Today was an exciting day. I found proof of my theory that rocks blow out the asphalt in roads just like the mushrooms blow out the asphalt on my driveway!
Almost ready to pop. You can see the rise in the road made by the rock. Also, with every day that passes we see more and more colour in the forests. Things are starting to get very pretty. The yellows will probably be the last colour to appear but even gold with the frequent orange and red will look very nice.
We left Fredericton and drove 112 km west and north to the little town of Hartland. We did this for only one reason; well, two reasons. The number one reason was to see the longest covered bridge in the world. Number two reason was to enjoy some more New Brunswick scenery, which we did by following the St. John River via Highways 102 and 105 rather than Route 2, the freeway. We were displeased to find the bridge closed to traffic as we wanted to cross it. John said he wanted to drive across so he could sneak a kiss.

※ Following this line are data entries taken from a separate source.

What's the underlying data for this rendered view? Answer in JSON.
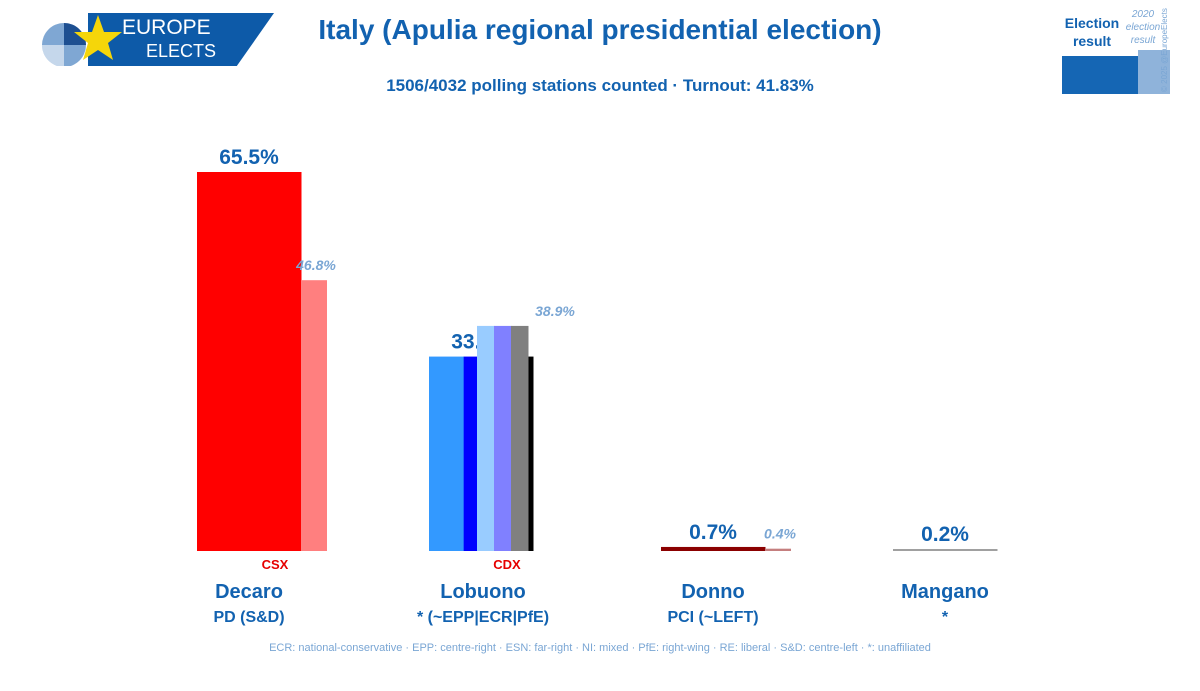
{
  "logo": {
    "line1": "EUROPE",
    "line2": "ELECTS"
  },
  "title": "Italy (Apulia regional presidential election)",
  "subtitle": "1506/4032 polling stations counted · Turnout: 41.83%",
  "legend": {
    "current_label": "Election result",
    "previous_label": "2020 election result",
    "credit": "© 2025 @EuropeElects"
  },
  "footer": "ECR: national-conservative · EPP: centre-right · ESN: far-right · NI: mixed · PfE: right-wing · RE: liberal · S&D: centre-left · *: unaffiliated",
  "colors": {
    "accent": "#1262b0",
    "light_accent": "#7aa6d4",
    "tag_red": "#e60000"
  },
  "chart_data": {
    "type": "bar",
    "ylim": [
      0,
      70
    ],
    "candidates": [
      {
        "name": "Decaro",
        "group": "PD (S&D)",
        "tag": "CSX",
        "value": 65.5,
        "value_label": "65.5%",
        "previous": 46.8,
        "previous_label": "46.8%",
        "colors": [
          "#ff0000"
        ],
        "previous_colors": [
          "#ff7f7f"
        ]
      },
      {
        "name": "Lobuono",
        "group": "* (~EPP|ECR|PfE)",
        "tag": "CDX",
        "value": 33.6,
        "value_label": "33.6%",
        "previous": 38.9,
        "previous_label": "38.9%",
        "colors": [
          "#3399ff",
          "#0000ff",
          "#000000"
        ],
        "previous_colors": [
          "#99ccff",
          "#8080ff",
          "#808080"
        ]
      },
      {
        "name": "Donno",
        "group": "PCI (~LEFT)",
        "tag": "",
        "value": 0.7,
        "value_label": "0.7%",
        "previous": 0.4,
        "previous_label": "0.4%",
        "colors": [
          "#8b0000"
        ],
        "previous_colors": [
          "#c57f7f"
        ]
      },
      {
        "name": "Mangano",
        "group": "*",
        "tag": "",
        "value": 0.2,
        "value_label": "0.2%",
        "previous": null,
        "previous_label": "",
        "colors": [
          "#a0a0a0"
        ],
        "previous_colors": []
      }
    ]
  }
}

Covered bridges were called ‘kissing bridges’ because they were enclosed and young couples out for a drive could sneak a kiss without any parents or nosy neighbours as witnesses. The bridges were really covered to protect the wood decks from rain, snow and ice.
After photographing the bridge we crossed the St. John River on a longer newer bridge and drove back down the other side of the river on the freeway. We had planned to turn off at the small town of Canterbury and follow route 630 south to Andersonville but the road turned to gravel within a couple of km. We were not going to go 40 km on a gravel road so we retraced our route and picked up the freeway again as far as Longscreek which is only about 30 km from Fredericton! Then we took Highway 3 to Highway 1 to St. George.

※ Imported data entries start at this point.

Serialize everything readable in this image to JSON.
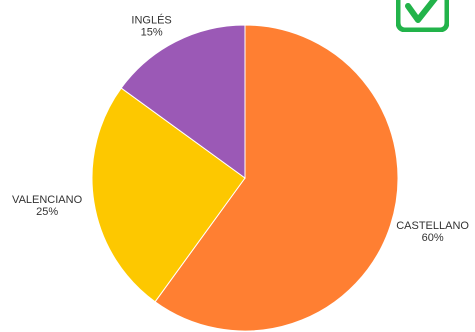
{
  "chart_data": {
    "type": "pie",
    "categories": [
      "CASTELLANO",
      "VALENCIANO",
      "INGLÉS"
    ],
    "values": [
      60,
      25,
      15
    ],
    "percent_labels": [
      "60%",
      "25%",
      "15%"
    ],
    "colors": [
      "#FF7F32",
      "#FDC800",
      "#9B59B6"
    ],
    "legend": "none"
  },
  "badge": {
    "icon": "check-box-icon",
    "color": "#22B34A"
  }
}
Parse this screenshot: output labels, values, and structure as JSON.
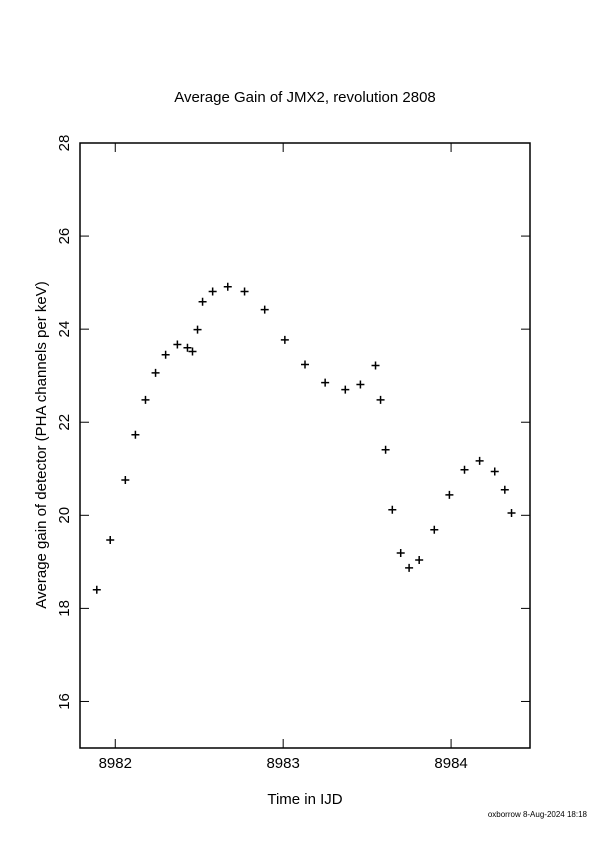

At St. George the Masgaguadavic River flows through a very narrow gorge. This gorge has been dammed for hydroelectric power and the water just roars through it. At the other end of the gorge the bridge has a pedestrian walkway with an opening on each side that allows you to cross to the gorge side and stand on a little jutting platform to take photos. Rather nice of them I thought! (Of course it was probably done in self defence to prevent an accident caused by inattentive people walking on the narrow bridge.)

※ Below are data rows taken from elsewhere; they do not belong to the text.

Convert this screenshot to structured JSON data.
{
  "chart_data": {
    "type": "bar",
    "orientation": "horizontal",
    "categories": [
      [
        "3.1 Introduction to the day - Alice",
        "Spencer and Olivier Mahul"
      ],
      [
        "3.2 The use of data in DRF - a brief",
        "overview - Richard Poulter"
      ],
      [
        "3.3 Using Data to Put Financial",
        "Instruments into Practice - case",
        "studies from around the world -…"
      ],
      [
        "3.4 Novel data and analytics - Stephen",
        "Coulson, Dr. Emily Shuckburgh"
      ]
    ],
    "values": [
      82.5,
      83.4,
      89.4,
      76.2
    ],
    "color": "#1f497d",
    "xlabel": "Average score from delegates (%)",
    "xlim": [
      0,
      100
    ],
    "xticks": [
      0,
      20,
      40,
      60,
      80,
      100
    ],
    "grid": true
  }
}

We took a little drive around St. George before heading out. St. George is called The Granite Town for their red granite quarry. Stone from this quarry was used on many projects, such as the Parliament Building in Ottawa and a cathedral in Boston.
It was an 18 km drive west along the coast from St. George to St. Andrew’s-by-the-Sea. St. Andrew’s was settled by United Empire Loyalists in 1783 following the American Revolution. Many of their houses were dismantled, barged across the river from Castine, Maine and reassembled. More than 250 homes in the historic district are 100 to more than 200 years old. Main Street is 8 -10 blocks long of beautiful buildings and the houses stretch back for 4 -5 more blocks. Many of them have plaques telling when they were built and by whom. Tomorrow we explore.
When we arrived in St. Andrew’s we chanced upon the West Point Blockhouse, one of the few remaining blockhouses in Canada. It was damaged in a fire in 1993 but the citizens and Parks Canada (it is a National Historic Site) repaired it. It was built by the community to protect themselves from privateers during the War of 1812-14.
John makes all our hotel reservations and I was wondering why he had booked us into a B & B when there were so many hotels available (St. Andrew’s has long been a holiday resort town). When we located the Inn on Frederick and opened the door to our room I knew why. Gorgeous place. It is huge with nine guest rooms. The Inn is owned and run by a young Korean family who came to Canada 5 years ago and settled in St. Andrew’s after spending an hour having lunch here. Jay would like to move west in about five years – for the fishing!